After graduating I worked in MD Anderson's lab for a year. I did that to help myself decide if this was really what I wanted to do with my life and to make a little bit of money. It was a cancer research lab and I became really interested in that while I was looking for graduate schools to apply to. I applied to Duke, Cornell, Baylor and others such as Wash U. Duke felt good. I didn't want to be in the middle of a big city or out in the middle of nowhere and Duke felt about right.

How did you settle on Keene Lab as the place to do your graduate reasearch?

I intended to come and kind of wander through my rotations to see what I was interested in but most of the students set up all of their rotations really early and I was having trouble getting into some of the labs because of the tight limits on rotations student numbers that they had. I saw Jack give a talk and thought that it seemed like really cool stuff. I went to him and he had a rotation spot. The lab was very open and seemed conducive to big ideas so I dove into the work and have been here since then.

What elements of the modern research proccess bother you?

You can complain about a lot different things and I do but overall I'm pretty happy with it. Theres always impatience with publishers and politics but that stuff is just human nature and can't really be changed. The one thing that does frighten me a bit is the sway that national politics has over our work. The government provides the funding so their political bent at a given time really effects our jobs and what we can do. It's a kind of irrational element of stability or instability but does really insulate against ups and downs in the economy.

As a member of this year's Howard Hughes research program, I have begun work at Keene lab. Over the first week I have learned a variety of lab techniques as well as the basic science behind the general research interest of the lab and the individual projects. They are among a growing number of scientists who have turned to the study of RNA regulation in an attempt to connect the genetic code to its functional output.
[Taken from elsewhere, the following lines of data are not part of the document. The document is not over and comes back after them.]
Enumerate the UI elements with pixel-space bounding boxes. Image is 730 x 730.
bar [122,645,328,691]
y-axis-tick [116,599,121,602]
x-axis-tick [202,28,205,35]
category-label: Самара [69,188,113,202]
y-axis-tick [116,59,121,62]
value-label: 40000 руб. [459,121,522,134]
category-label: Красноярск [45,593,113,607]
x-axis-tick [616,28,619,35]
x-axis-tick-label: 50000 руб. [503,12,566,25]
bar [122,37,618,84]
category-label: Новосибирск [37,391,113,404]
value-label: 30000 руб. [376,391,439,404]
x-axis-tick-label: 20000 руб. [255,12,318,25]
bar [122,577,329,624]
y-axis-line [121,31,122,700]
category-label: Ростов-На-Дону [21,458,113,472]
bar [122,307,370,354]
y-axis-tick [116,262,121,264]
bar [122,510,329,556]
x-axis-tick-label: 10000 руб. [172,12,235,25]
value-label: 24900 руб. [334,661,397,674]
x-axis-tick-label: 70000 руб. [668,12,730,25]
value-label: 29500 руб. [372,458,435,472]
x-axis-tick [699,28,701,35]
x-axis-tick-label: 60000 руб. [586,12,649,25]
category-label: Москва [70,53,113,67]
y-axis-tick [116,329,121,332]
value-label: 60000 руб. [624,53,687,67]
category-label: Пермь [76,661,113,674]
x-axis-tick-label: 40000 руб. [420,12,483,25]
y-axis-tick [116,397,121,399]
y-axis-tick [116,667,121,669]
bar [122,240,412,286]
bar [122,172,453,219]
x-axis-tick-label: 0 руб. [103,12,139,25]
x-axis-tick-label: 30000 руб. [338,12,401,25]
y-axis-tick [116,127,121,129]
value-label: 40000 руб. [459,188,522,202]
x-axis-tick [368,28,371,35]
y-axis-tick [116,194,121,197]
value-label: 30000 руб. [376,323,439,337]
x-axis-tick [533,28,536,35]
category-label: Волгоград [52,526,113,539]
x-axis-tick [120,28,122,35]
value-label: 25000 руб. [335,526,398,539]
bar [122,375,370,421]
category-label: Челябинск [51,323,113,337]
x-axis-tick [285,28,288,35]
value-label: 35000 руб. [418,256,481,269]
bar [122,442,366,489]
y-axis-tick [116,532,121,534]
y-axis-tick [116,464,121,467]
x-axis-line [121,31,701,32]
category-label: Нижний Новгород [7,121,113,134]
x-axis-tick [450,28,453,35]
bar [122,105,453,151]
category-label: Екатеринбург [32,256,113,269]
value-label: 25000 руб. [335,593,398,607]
Hints that the RNA is as or more important than the actual DNA sequence abound. For instance, mice have 25,000 genes while humans have only 23,000 but, counterintuitively, humans are larger and more complex organisms. Keene lab looks at the RNA binding proteins that, by carefully regulating the timing and stability of mRNA, effectively fill the information gap that allows organisms to acheive great heights of complexity without impossibly high numbers of genes. Teasing apart the intricate modes of post-transcriptional genetic control have required pioneering new methods of data collection and analyis. The lab's most pivital recent creation has been the RIP CHIP. This technology immunoprecipitates certain RNA binding proteins and then analyzes the actual RNA sequence attached to the protein. Using this technology to explore HuR (a particularly widespread and important RPB) the lab has uncovered fascinating connections between regulation by RPBs and functional changes within the cell.

As a more specific project, Neel (my mentor) and I will be attempting to understand the dynamic nature of HuR regulation in cells undergoing stress. HuR is capable of regulating the expression levels of multiple mRNAs simultaneously and thus provides an excellent source of coordination within cells responding to stressful situations. Moreover, it is possible for HuR to actively change the groups of mRNA that it effects by altering its phosphoralation pattern. We are attempting to explore the connection between phosphoralation patterns and functional changes in the cell.

Anyway, here are some pictures of the lab. Enjoy!

This is Matt. He is checking cell cultures at the microscope for confluency and contamination.

Here is my office, which I share with Neel and Matt.

Here's the lab bench for running gels.

I'll leave you with that reassuring sight.